Fatimata valide les propos de Zacharia. Elle y ajoute l’importance d’impliquer davantage les femmes dans le secteur de la sécurité. A ce titre, Fatimata explique que deux ingénieures ont été recrutées par la police scientifique, « mais il en faut plus ». Fatimata, qui est passionnée par son travail, étudie en parallèle afin d’obtenir un diplôme d’ingénieur. Elle souhaite encore améliorer ses connaissances et ses capacités, et être ainsi un modèle pour ses collègues mauritaniennes et sahéliennes affectées dans les forces de sécurité intérieure. Au cours de la formation, elle n’a eu aucune difficulté à se faire accepter comme aide-moniteur par ses collègues masculins, même plus gradés. Chacun a reconnu son professionnalisme et son expérience, et l’a écouté avec attention.

« En tant que femme, je suis confrontée à des défis dans mon travail, mais je bénéficie de l’appui de mes collègues masculins », explique Fatimata. « Pour une musulmane, toucher un homme en faisant son travail, ou l’inverse, peut être source de difficultés. C’est une des raisons pour lesquelles il est important que les femmes soient suffisamment nombreuses dans nos forces. Cela est essentiel pour prendre en considération toutes les femmes dans le cadre de notre travail, et pour nous permettre d’être plus efficaces ».

Tout en détaillant davantage l’importance d’inclure plus de femmes au sein des forces de sécurité intérieures sahéliennes (ce qui constitue une des problématiques transverses traitée par la RACC avec chacun des partenaires sahéliens), Fatimata explique : « Les femmes au Sahel sont rarement placées dans des situations leur permettant de prévenir, gérer et résoudre les conflits. Pourtant il est essentiel de les inclure dans les sphères décisionnelles, car elles sont non seulement les principales victimes de l’insécurité, mais aussi de ferventes défenseures des droits humains et de farouches négociatrices pour la paix. C’est également important car ici beaucoup de conflits sont liés à l’extrémisme violent et à des idéologies qui asservissent les femmes et les filles. Grace à leur résilience sans faille, les femmes survivantes des conflits peuvent être employée par les domaines de la sécurité et de la défense, afin de résoudre les conflits, et même de les prévenir ».
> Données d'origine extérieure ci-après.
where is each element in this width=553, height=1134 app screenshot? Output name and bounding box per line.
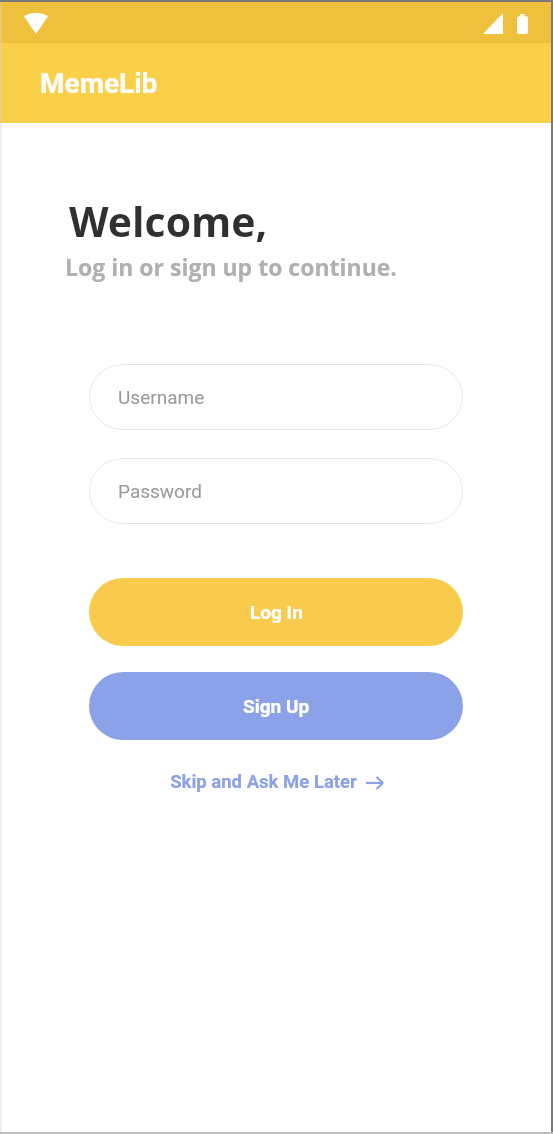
button[interactable]: Skip and Ask Me Later	[89, 771, 463, 793]
button[interactable]: Password	[89, 458, 463, 524]
button[interactable]: Log In	[89, 578, 463, 646]
other: Wi-Fi	[24, 13, 48, 34]
button[interactable]: Username	[89, 364, 463, 430]
staticText: Password	[118, 480, 202, 502]
staticText: Username	[118, 386, 205, 408]
staticText: Sign Up	[243, 695, 310, 717]
staticText: Log in or sign up to continue.	[65, 251, 397, 282]
staticText: Log In	[250, 601, 303, 623]
staticText: MemeLib	[40, 67, 158, 100]
staticText: Welcome,	[69, 193, 268, 249]
staticText: Skip and Ask Me Later	[170, 771, 357, 793]
button[interactable]: Sign Up	[89, 672, 463, 740]
other: Signal strength	[483, 13, 503, 34]
other: Battery	[517, 14, 528, 34]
Une cérémonie de clôture de la formation s’est déroulée le 12 août au sein de l’académie de police de Nouakchott dans une ambiance conviviale. Le formateur de la mission EUCAP SAHEL MALI et les experts de la RACC ont remis les attestations à leurs homologues policiers et gendarmes mauritaniens. Du matériel de police technique et scientifique financé par la mission EUCAP Sahel Mali a été remis aux représentants de la police et de la gendarmerie. Sergio Sanvicente conclut par ses mots : « Le professionnalisme des experts policiers et gendarmes mauritaniens, de la police technique et scientifique, est une garantie de réussite pour le futur ». Il quitte la Mauritanie avec un Daraa dans ses bagages. Ce vêtement traditionnel mauritanien, destiné à protégé aussi bien du soleil que des vents de sable, est un cadeau de remerciement de ses stagiaires engagés et attentifs.